Amsterdam-based FlexiDAO claims to already tokenize and track 3 TWh of clean energy per year in nine markets in Europe and South America and co-founder Joan Collell has spoken of the transformative role the company’s RESpring software might have now a tenth nation has been added to that list – Lebanon.
“In Lebanon, there’s a big problem with the availability and liquidity of the market in [green energy] certificates,” said Collell. “[Certificate trading] is over-the-counter so there is no central place I can go to where I can see prices and availability, I have to go and talk to different brokers without transparent information about where the clean energy was generated and at what time of day and where it is being traded.”

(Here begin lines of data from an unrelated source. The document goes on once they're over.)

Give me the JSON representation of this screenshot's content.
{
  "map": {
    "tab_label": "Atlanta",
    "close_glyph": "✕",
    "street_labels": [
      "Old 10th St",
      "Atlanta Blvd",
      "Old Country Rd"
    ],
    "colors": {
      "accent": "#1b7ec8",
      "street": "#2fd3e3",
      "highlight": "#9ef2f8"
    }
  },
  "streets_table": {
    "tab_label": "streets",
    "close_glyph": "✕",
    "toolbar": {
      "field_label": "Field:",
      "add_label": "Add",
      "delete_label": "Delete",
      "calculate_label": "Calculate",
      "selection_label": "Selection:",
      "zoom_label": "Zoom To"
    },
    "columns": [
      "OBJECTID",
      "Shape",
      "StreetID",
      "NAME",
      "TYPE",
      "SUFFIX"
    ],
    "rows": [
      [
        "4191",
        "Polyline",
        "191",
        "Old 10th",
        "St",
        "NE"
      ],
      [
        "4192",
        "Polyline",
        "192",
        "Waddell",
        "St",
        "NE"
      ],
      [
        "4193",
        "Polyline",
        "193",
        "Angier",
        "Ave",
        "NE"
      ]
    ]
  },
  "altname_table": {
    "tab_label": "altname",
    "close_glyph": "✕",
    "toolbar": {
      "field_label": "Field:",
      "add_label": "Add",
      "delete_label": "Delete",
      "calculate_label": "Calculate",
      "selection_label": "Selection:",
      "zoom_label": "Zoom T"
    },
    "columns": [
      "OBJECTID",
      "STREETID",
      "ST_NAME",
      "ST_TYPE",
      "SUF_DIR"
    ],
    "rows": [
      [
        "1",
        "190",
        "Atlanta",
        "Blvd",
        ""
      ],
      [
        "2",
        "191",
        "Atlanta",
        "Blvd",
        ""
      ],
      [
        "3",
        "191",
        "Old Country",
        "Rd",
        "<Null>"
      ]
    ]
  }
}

Collell said FlexiDAO’s RESpring software enables the automatic generation of certificates at the point each kilowatt-hour of green power is produced and this ‘time-stamping’ also sees the unit of power become an individual, ‘tokenized’ unit of energy which can be tracked on an hourly basis.
Stamping each unit of energy in such fashion prevents ‘double counting,’ which occurs when clean energy generators sell certificates related to the same units of clean energy to multiple electricity consumers, who buy them to boost their renewables credentials or to hit mandatory clean energy consumption requirements.
There is no requirement for renewable energy generators to be part of the International Renewable Energy Certificate (I-REC) scheme which is applied on a voluntary basis by some clean energy consumers in Lebanon. The hope is, the additional revenue stream offered generators able to sell green energy certificates will encourage more clean power facilities to sign up, either to the standard I-REC program or to the RESpring solution which Collell said offers more sophistication.
“We are not trying to replace I-REC,” said the FlexiDAO co-founder, “we are integrated within that system but we make the process much more digital, transparent and granular. We also remove the need for a third-party broker to trade the certificates by putting generators directly in touch with the purchaser, which of course also makes the business case more attractive and frees up more liquidity for clean energy investment.”
FlexiDAO has debuted in Lebanon in conjunction with the UN Development Program’s CEDRO project – the Community Energy Efficiency and Renewable Energy Demonstration Project for the Recovery of Lebanon.
The collaboration will see FlexiDAO – which charges commercial and industrial users a subscription fee plus transaction charges by the megawatt-hour – demonstrate its RESpring software on units of energy generated by four solar projects in the nation.